Many neurodegenerative diseases are closely related to each other when it comes to symptoms as well as pathological markers. The circulating diagnostic markers for one neurodegenerative disease can be useful for diagnosis of other disease. A method to diagnose other neurodegenerative diseases like Dementia with Lewy body (DLB), Amyotrophic lateral sclerosis (ALS), Alzheimer’s disease (AD), Multiple system atrophy (MSA), CorticoBasal Degeneration (CBD), Progressive Supranuclear Palsy (PSP) can also be developed using similar cfDNA sequences measurements of candidates mentioned above.

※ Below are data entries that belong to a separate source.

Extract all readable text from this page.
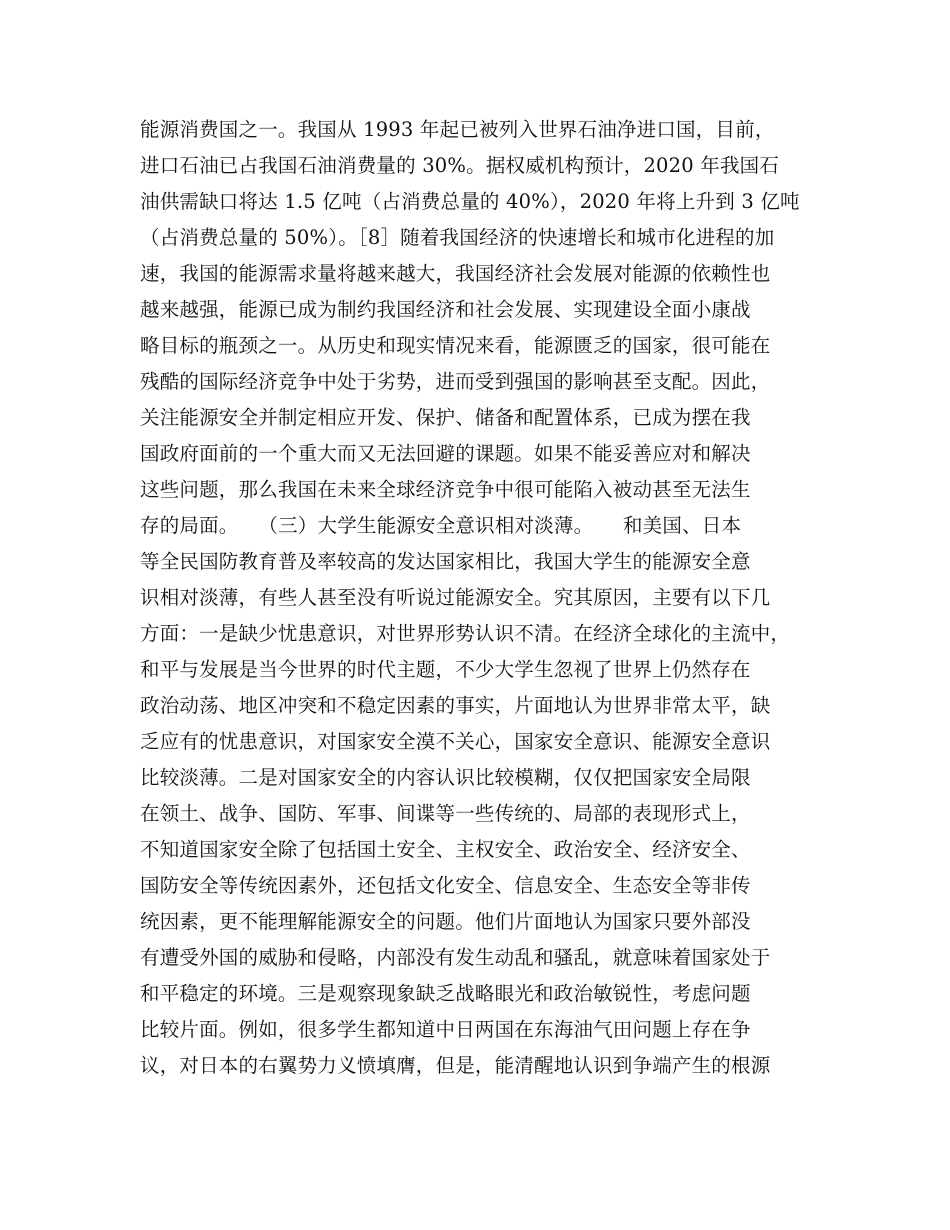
能源消费国之一。我国从 1993 年起已被列入世界石油净进口国，目前，
进口石油已占我国石油消费量的 30%。据权威机构预计，2020 年我国石
油供需缺口将达 1.5 亿吨（占消费总量的 40%），2020 年将上升到 3 亿吨
（占消费总量的 50%）。［8］随着我国经济的快速增长和城市化进程的加
速，我国的能源需求量将越来越大，我国经济社会发展对能源的依赖性也
越来越强，能源已成为制约我国经济和社会发展、实现建设全面小康战
略目标的瓶颈之一。从历史和现实情况来看，能源匮乏的国家，很可能在
残酷的国际经济竞争中处于劣势，进而受到强国的影响甚至支配。因此，
关注能源安全并制定相应开发、保护、储备和配置体系，已成为摆在我
国政府面前的一个重大而又无法回避的课题。如果不能妥善应对和解决
这些问题，那么我国在未来全球经济竞争中很可能陷入被动甚至无法生
存的局面。　　（三）大学生能源安全意识相对淡薄。　　和美国、日本
等全民国防教育普及率较高的发达国家相比，我国大学生的能源安全意
识相对淡薄，有些人甚至没有听说过能源安全。究其原因，主要有以下几
方面：一是缺少忧患意识，对世界形势认识不清。在经济全球化的主流中，
和平与发展是当今世界的时代主题，不少大学生忽视了世界上仍然存在
政治动荡、地区冲突和不稳定因素的事实，片面地认为世界非常太平，缺
乏应有的忧患意识，对国家安全漠不关心，国家安全意识、能源安全意识
比较淡薄。二是对国家安全的内容认识比较模糊，仅仅把国家安全局限
在领土、战争、国防、军事、间谍等一些传统的、局部的表现形式上，
不知道国家安全除了包括国土安全、主权安全、政治安全、经济安全、
国防安全等传统因素外，还包括文化安全、信息安全、生态安全等非传
统因素，更不能理解能源安全的问题。他们片面地认为国家只要外部没
有遭受外国的威胁和侵略，内部没有发生动乱和骚乱，就意味着国家处于
和平稳定的环境。三是观察现象缺乏战略眼光和政治敏锐性，考虑问题
比较片面。例如，很多学生都知道中日两国在东海油气田问题上存在争
议，对日本的右翼势力义愤填膺，但是，能清醒地认识到争端产生的根源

Disease specific kits can be developed similar to one mentioned in [0014] with various combinations of DNA or cfDNA sequences listed in [0012] and [0013]

[0016] Example 5

The absence or presence of one or more combinations of DNA or cfDNA sequences in PD patient samples as compared to control samples can be used to develop disease specific kit as mentioned in [0014] [0017] Example 6

The function of the cfDNA sequences which may cross blood brain barrier depending on the size of molecule is poorly understood but a disease specific sequence can be targeted for understanding PD etiology and to target them for therapy.

[0018] Example 7

Small nucleic acid molecules derived from cfDNA sequences mentioned in [0012] and [0013] will be designed to therapeutically intervene by specifically targeting genes in PD brains to achieve complete or partial remedy.